Ozone damages plants by making the stomates sluggish. It is typically the fast growing trees and weeds that are affected most by ozone. The USDA website (click here for site) lists the following plants as good indicators of ozone damage along with the damage seen:

  • Blackberry, secondary canes (Rabus spp.): Red to purple stipple.
  • Black cherry (Prunus serotina): Red to purple stipple, may drop the injured leaves early.
  • Common milkweed (Asclepias syriaca): Purple to black stipple, leaves may be chlorotic (yellow).
  • Yellow-poplar (Liriodendron tulipifera): Brown stipple, may drop the injured leaves early.
  • White ash (Fraxinus americana): Red to brown stipple. Similar injury is also found on green ash
So if you suspect ozone, look at these indicator plants nearby to see if there is also damage. White pines were taken off the indicator list in 1995. If these are not showing symptoms, it is most likely a needle cast.

This is also some question if fertility is playing a role. This time of year calcium deficiency is showing up in Fraser firs and white pines. If you are having extensive problems with needle loss, it might be a good idea to take some soil samples and plant tissue samples to further diagnose the problem.

No matter what is causing this damage, there is probably little a grower can do. One of the main reasons is that the profit margin is so low on white pines that it makes any fungicide treatment unattractive. However, when we get a positive diagnosis, I'll pass along treatment options.

Of course the main question is if the damage will continue to get worse this fall. In falls past it did not, so hopefully what we're seeing right now is the worst of it, and undamaged individuals will remain looking good. The following are some photos I took on Friday.

Banding on the needles

Not every tree is affected and not all the same way.

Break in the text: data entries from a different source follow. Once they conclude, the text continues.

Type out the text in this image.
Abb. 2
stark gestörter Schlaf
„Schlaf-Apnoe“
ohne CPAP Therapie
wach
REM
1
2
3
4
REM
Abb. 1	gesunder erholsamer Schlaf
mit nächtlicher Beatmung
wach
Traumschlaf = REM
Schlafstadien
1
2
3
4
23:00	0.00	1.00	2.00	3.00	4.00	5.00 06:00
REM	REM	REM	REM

On this plant, damage only occurs in the upper portion of the plant.

Another shot of banding.

This tree was affected overall.

Thursday, October 6, 2011

Last Treatments

I haven't posted anything on my blog for quite awhile. Not because I haven't been busy, I just wanted to get all my results together before doing so. I've been evaluating multiple spring applications of Safari and other materials for elongate hemlock scale control. Since I feel like I should wait 4 months before making evaluations, it has taken quite awhile. I should finish with the spring applied stuff this week, and then I'll compile the results. Maybe I'll even have them by Friday!

However, I did want to let everyone know that I put out my last EHS treatment yesterday. Well, Jeff Vance did actually. We treated trees with Sniper, the new bifenthrin product and a dinotefuran product (active ingredient of Safari). We mixed the products to give the same as 10 oz Talstar per 100 gallons and 8 oz of Safari. Two rows of trees Jeff treated like a woolly spray, and two rows like a twig aphid spray. We used about 1/2 the water the second go round. Those results, I won't have until February!

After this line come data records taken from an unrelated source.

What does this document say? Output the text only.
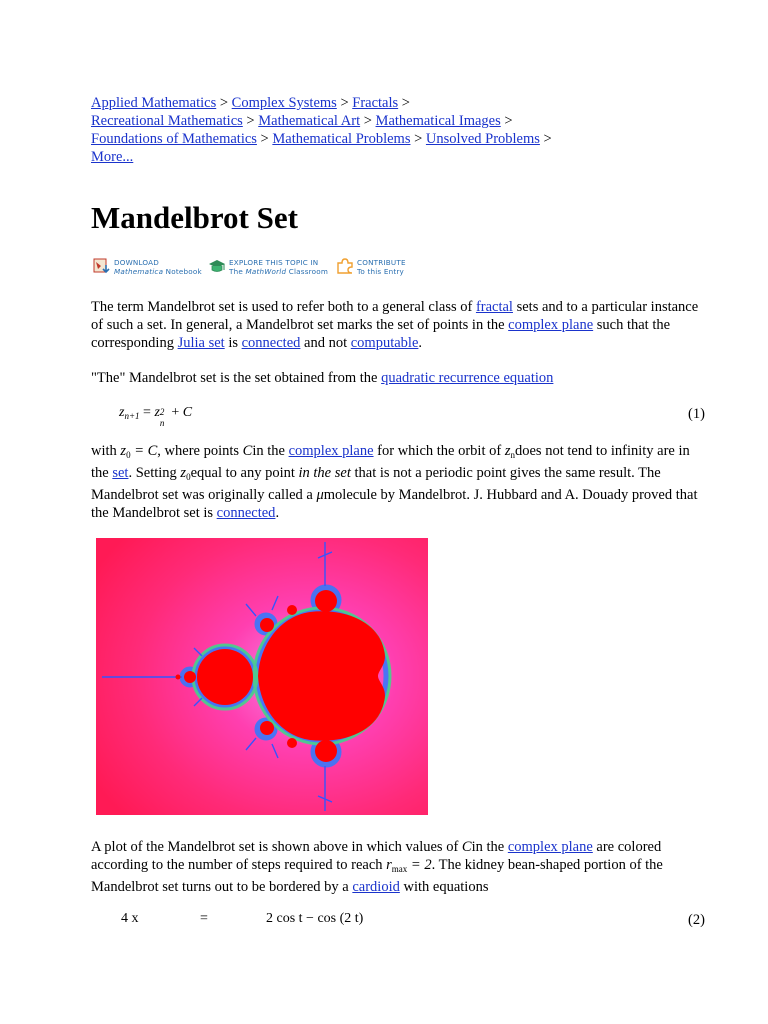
Applied Mathematics > Complex Systems > Fractals >
Recreational Mathematics > Mathematical Art > Mathematical Images >
Foundations of Mathematics > Mathematical Problems > Unsolved Problems >
More...
Mandelbrot Set
DOWNLOAD
Mathematica Notebook
EXPLORE THIS TOPIC IN
The MathWorld Classroom
CONTRIBUTE
To this Entry
The term Mandelbrot set is used to refer both to a general class of fractal sets and to a particular instance of such a set. In general, a Mandelbrot set marks the set of points in the complex plane such that the corresponding Julia set is connected and not computable.
"The" Mandelbrot set is the set obtained from the quadratic recurrence equation
$z_{n+1} = z$ 2
n
+ C	(1)
with $z_0 = C$, where points Cin the complex plane for which the orbit of $z_ndoes$ not tend to infinity are in the set. Setting $z_0equal$ to any point in the set that is not a periodic point gives the same result. The Mandelbrot set was originally called a μmolecule by Mandelbrot. J. Hubbard and A. Douady proved that the Mandelbrot set is connected.
A plot of the Mandelbrot set is shown above in which values of Cin the complex plane are colored according to the number of steps required to reach $r_{max} = 2$. The kidney bean-shaped portion of the Mandelbrot set turns out to be bordered by a cardioid with equations
4 x	=	2 cos t − cos (2 t)	(2)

If this fall treatment controls scales, it would fit in very nicely with production of Fraser fir. With it you would be controlling woollies, twigs, scales, spiders, and Cinaras in go-to-market trees. You have lovely fall weather which is usually drier and cooler (it seemed rather hot to me in that spray suit though!) to do it in. AND, you wouldn't be affecting the predators at all. So that means you won't be creating problems with rust mites come spring, or a resurgence of scales the following year.

What predators are most important for the control of scales? Lady bugs will feed on them, especially the twice-stabbed lady beetle, but also smaller ones. We've also seen lacewing larvae feeding on scales. There are also parasitic wasps that develop inside the scale itself.

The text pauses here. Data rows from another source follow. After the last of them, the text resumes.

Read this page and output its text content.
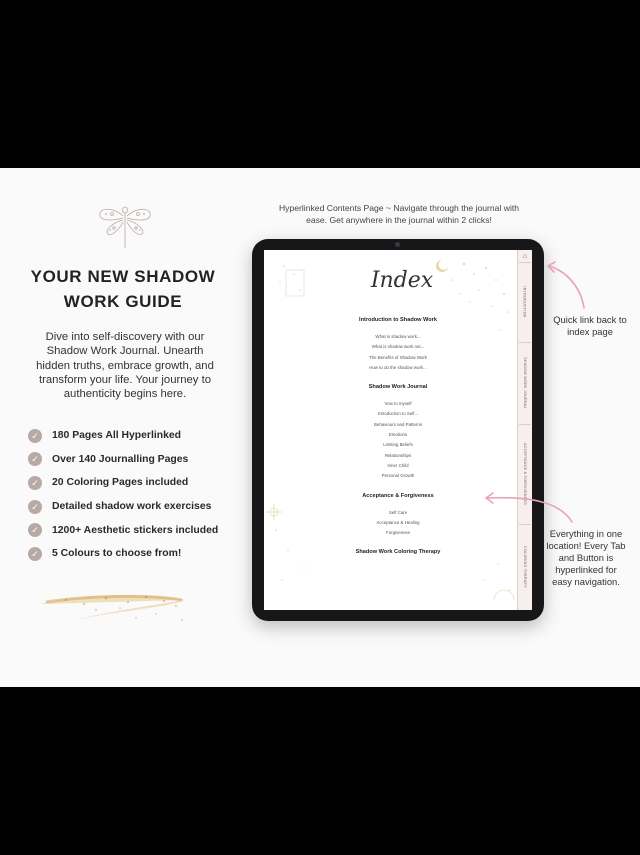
YOUR NEW SHADOW
WORK GUIDE
Dive into self-discovery with our Shadow Work Journal. Unearth hidden truths, embrace growth, and transform your life. Your journey to authenticity begins here.
✓	180 Pages All Hyperlinked
✓	Over 140 Journalling Pages
✓	20 Coloring Pages included
✓	Detailed shadow work exercises
✓	1200+ Aesthetic stickers included
✓	5 Colours to choose from!
Hyperlinked Contents Page ~ Navigate through the journal with ease. Get anywhere in the journal within 2 clicks!
Index
Introduction to Shadow Work
What is shadow work...
What is shadow work not...
The Benefits of Shadow Work
How to do the shadow work...
Shadow Work Journal
Vow to myself
Introduction to Self...
Behaviours and Patterns
Emotions
Limiting Beliefs
Relationships
Inner Child
Personal Growth
Acceptance & Forgiveness
Self Care
Acceptance & Healing
Forgiveness
Shadow Work Coloring Therapy
⌂
INTRODUCTION
SHADOW WORK JOURNAL
ACCEPTANCE & FORGIVENESS
COLORING THERAPY
Quick link back to index page
Everything in one location! Every Tab and Button is hyperlinked for easy navigation.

I will share one observation I've been making. When people are using just Safari in the spring or summer and not adding a synthetic pyrethroid (esfenvalerate (Asana) or bifenthrin (Talstar, Wisdom, Sniper)) you see a lot more parasitized scales.

In fact, one day I poked open a scale that had a wasp still inside the scale, and when I gently teased it out, it moved it's head around.

Bugs are so cool!

Predatory wasp developing inside female EHS.
This is usually all you see with a scale that has been parasitized. An exit hole!